Community Land Scotland is pleased to publish an important piece of work by Megan MacInnes which analyses the Land Reform Bill currently before the Scottish Parliament against the provisions on the internationally agreed Voluntary Guidance on the Governance of Tenure. This is possibly the first such analysis comparing Scotland’s land reform proposal against internationally agreed Guidance on questions of land and tenure.
Read Megan’s blog explaining why she undertook the work and the key results:
How does the Land Reform Bill shape up to international land rights standards?
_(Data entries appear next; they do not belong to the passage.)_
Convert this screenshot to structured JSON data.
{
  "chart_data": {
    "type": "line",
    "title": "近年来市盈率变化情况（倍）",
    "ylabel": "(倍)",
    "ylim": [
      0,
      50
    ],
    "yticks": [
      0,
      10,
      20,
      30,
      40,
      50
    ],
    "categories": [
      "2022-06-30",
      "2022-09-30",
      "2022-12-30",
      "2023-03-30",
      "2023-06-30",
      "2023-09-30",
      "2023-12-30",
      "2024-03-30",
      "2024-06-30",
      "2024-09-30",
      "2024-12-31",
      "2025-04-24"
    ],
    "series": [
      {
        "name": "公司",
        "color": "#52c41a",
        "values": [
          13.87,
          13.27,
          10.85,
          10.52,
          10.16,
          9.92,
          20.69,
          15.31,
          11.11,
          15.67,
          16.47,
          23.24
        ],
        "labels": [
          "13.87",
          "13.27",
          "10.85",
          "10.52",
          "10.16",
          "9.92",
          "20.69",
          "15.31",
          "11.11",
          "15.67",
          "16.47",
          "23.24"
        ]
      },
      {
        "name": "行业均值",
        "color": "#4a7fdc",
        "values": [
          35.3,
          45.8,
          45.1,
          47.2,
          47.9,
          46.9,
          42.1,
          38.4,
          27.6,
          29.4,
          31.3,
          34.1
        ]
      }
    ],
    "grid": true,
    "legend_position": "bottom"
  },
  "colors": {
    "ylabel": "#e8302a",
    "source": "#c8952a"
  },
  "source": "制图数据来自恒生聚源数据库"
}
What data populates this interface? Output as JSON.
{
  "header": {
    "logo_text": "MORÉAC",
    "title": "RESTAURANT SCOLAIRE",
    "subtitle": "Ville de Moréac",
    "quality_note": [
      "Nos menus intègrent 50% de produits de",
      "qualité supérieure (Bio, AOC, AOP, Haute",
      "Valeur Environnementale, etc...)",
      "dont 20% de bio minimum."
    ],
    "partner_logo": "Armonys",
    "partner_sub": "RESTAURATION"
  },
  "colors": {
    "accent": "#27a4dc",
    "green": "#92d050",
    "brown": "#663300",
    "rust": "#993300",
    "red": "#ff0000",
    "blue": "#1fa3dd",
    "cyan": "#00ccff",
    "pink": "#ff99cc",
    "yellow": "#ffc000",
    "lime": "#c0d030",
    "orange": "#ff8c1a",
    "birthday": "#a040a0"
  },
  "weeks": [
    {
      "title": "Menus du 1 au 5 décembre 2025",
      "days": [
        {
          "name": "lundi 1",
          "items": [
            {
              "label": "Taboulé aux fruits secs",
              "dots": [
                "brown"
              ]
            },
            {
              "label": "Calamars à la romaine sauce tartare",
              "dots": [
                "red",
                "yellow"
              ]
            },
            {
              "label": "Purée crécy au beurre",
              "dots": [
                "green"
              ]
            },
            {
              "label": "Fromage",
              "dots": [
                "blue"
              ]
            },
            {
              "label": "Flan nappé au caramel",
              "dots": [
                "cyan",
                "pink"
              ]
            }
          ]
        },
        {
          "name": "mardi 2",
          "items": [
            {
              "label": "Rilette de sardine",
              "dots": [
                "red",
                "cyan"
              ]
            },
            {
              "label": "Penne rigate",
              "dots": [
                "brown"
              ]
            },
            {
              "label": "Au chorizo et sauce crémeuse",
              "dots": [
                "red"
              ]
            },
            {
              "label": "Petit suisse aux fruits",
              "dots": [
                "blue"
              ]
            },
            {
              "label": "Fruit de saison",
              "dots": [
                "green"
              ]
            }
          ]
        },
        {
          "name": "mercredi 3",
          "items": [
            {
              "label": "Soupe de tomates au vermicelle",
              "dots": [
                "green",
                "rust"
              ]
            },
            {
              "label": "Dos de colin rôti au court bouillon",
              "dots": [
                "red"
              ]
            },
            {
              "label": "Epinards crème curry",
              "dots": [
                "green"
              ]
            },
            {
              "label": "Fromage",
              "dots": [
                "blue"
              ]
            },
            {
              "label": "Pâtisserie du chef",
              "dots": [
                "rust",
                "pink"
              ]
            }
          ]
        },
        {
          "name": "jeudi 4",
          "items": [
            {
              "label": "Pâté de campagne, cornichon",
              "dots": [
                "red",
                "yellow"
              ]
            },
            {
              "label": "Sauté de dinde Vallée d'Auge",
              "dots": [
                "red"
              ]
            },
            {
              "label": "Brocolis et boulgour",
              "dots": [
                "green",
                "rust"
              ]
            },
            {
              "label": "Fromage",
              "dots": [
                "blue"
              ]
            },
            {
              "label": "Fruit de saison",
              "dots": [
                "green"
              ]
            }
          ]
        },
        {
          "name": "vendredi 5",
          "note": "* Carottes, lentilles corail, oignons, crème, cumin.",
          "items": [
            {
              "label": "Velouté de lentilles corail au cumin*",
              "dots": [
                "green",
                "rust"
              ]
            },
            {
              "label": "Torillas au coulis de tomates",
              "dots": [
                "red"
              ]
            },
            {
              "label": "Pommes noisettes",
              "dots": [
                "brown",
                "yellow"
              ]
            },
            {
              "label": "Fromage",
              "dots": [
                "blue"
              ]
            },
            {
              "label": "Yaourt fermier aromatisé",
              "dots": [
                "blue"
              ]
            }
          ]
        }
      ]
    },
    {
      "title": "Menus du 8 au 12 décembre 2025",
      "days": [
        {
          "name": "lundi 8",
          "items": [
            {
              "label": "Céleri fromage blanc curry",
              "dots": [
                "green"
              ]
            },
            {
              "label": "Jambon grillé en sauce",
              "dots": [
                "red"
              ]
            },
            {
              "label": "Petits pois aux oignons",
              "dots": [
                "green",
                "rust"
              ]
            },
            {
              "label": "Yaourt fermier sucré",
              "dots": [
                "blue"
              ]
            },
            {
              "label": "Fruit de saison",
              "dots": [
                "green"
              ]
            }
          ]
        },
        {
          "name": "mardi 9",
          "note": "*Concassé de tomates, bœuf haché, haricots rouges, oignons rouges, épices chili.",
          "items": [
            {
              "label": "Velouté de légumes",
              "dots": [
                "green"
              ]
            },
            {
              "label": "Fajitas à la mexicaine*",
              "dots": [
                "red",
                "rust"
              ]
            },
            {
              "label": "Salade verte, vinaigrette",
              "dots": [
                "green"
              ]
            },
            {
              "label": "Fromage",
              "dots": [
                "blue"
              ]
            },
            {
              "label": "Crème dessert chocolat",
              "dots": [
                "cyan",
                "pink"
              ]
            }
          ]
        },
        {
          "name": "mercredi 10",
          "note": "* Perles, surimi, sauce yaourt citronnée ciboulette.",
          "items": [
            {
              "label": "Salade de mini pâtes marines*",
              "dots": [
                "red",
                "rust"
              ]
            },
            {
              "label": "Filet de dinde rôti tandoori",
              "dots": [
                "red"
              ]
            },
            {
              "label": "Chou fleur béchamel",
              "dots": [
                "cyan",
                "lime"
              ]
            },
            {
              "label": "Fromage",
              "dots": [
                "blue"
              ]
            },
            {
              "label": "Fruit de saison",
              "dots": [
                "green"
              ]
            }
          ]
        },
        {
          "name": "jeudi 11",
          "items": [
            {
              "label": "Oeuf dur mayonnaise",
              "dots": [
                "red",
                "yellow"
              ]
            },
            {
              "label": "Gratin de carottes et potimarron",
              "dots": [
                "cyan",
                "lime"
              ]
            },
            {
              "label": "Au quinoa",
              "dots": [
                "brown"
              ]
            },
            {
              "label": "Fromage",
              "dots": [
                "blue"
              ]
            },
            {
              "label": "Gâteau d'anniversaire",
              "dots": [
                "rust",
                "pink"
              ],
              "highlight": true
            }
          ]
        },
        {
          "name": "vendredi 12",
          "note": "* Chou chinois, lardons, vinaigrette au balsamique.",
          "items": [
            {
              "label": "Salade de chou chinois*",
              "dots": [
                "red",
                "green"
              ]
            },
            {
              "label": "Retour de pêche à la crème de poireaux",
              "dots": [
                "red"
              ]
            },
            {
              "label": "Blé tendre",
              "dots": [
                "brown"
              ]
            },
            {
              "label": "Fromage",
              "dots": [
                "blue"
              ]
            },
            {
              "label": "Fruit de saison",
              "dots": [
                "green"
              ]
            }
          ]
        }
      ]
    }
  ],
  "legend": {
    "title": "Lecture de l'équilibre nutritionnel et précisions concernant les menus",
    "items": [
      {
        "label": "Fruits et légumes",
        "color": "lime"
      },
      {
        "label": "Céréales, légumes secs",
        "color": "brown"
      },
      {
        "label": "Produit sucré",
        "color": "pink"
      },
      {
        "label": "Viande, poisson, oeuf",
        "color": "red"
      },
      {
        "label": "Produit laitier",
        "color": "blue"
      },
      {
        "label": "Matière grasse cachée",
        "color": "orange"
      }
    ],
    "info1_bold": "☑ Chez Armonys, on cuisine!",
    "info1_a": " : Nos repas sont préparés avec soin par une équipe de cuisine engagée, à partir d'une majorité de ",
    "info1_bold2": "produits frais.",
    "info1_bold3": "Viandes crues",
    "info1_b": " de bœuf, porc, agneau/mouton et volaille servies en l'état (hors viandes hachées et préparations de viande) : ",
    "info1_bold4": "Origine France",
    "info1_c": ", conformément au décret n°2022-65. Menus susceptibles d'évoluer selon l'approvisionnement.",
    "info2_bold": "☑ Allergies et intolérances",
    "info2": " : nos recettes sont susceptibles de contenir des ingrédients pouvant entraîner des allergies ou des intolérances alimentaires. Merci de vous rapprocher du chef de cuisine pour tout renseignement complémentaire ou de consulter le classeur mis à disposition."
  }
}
Megan MacInnes – independent researcher and Land Advisor for Global Witness
Two weeks ago I was a witness on the Rural Affairs, Climate Change and the Environment Committee’s hearing on the human rights aspects of the Land Reform (Scotland) Bill. This Bill contributes to achieving the Scottish Government’s vision for a stronger relationship between the people of Scotland and the land of Scotland, where ownership and use of the land delivers greater public benefits through a democratically accountable and transparent system of land rights. This vision will help Scotland move closer to a number of its existing human rights obligations, but of particular importance are new guidance on the governance of land – the Voluntary Guidelines on the Responsible Governance of Tenure of Land, Forests and Fisheries (called the VGGTs for short).
Obscure as they may sound – these VGGTs are an extremely important new development for anyone working on land rights across the globe. They are the only agreed inter-governmental statement on how the governance of land tenure and human rights interact and they reiterate the importance which secure land tenure plays in enabling other human rights to be respected, such as the right to food. They also remind us that protecting and respecting human rights is not just the job of the State, but everyone – particularly companies and that if they fail to do this, Governments should step in.
Since the adoption of the VGGTs in 2012, community groups and the organisations supporting them (the equivalents of Community Land Scotland) have been raising awareness of the importance of the VGGTs, applying the Guidelines in their own work, as well as working with Governments to implement them formally. For example the VGGTs are one of the underlying principles behind a new global call to action to protect indigenous and community land rights, due to be launched in early 2016 by organisations including Oxfam and the International Land Coalition (to which Community Land Scotland is a member).
But the VGGTs are not just relevant for the Global South, they are also an important guide for Governments, communities, in fact anyone involved in land issues in the developed world, such as here in Scotland. For those of us working on land rights internationally, Scotland is a paradox – on the one hand is its regularly repeated most concentrated pattern of land ownership in almost any developed country; only 432 landowners account for half of all Scotland’s privately owned land. On the other hand, the “community right to buy” model so successfully implemented here is extremely progressive, in fact the provisions placing an obligation on the owner to sell land to the community when it comes on the market (if they have registered an interest in it), is said to be unique.
The high ambition of the Scottish Government’s land reform process has certainly caught the headlines. But how does this rhetoric compare with what would be considered progressive land reform internationally? To begin to answer this very large and complex question, I have done a short analysis which compares key sections of the Land Reform (Scotland) Bill, with relevant parts of the VGGTs.
At an overarching level, the Bill and Policy Memorandum move Scotland closer to implementing the VGGTs; for example they aim to ensure an effective system of land governance, address barriers to sustainable development, improve transparency and accountability in land ownership, and manage land and rights in land for the common good. Some elements of the Bill and existing Scots Law, such as the community right to buy, already go far beyond what’s in the VGGTs.
However, despite this good start, there are some elements of the Bill which could be strengthened with regard to the VGGTs and Scotland’s wider human rights obligations. The vision for land reform and human rights in the Policy Memorandum is not reflected in the Bill itself. This could be amended by explicitly recalling the Scottish Government’s obligations relating to the right to food and adequate housing, as well as the VGGTs at the top of the Bill (for example in the proposed statement on “land rights and responsibilities”).
The section on disclosing information about who controls land in Scotland may not improve either the transparency or the accountability of land ownership unless the Bill is strengthened to require this information to be public at the point which the land is registered with Scotland’s Land Register, rather than through the voluntary basis currently proposed. What is really needed to reveal secret off-shore land ownership is to require that the registered owner be a “natural person” (a human being rather than just a “shell company”) and the addition of the requirement that only companies registered in Europe would be able to buy land in Scotland (as recommended by the Land Reform Review Group).
In order for the guidance proposed in the Bill for how land owners should engage with communities to be in-line with the VGGTs, two amendments are suggested. Firstly, this should be a binding requirement on land owners rather than voluntary, and secondly the Bill should detail concrete sanctions which will come into force should community engagement not be undertaken, or the results of it ignored.
The degree of commonality between the Bill and the VGGTs show just how far Scotland has moved the land reform agenda forward. With a small number of further amendments, the benefits could be substantial and in essence ensure that the Government’s aspiration outlined in the Policy Memorandum is transferred into the concrete reality of the Bill itself.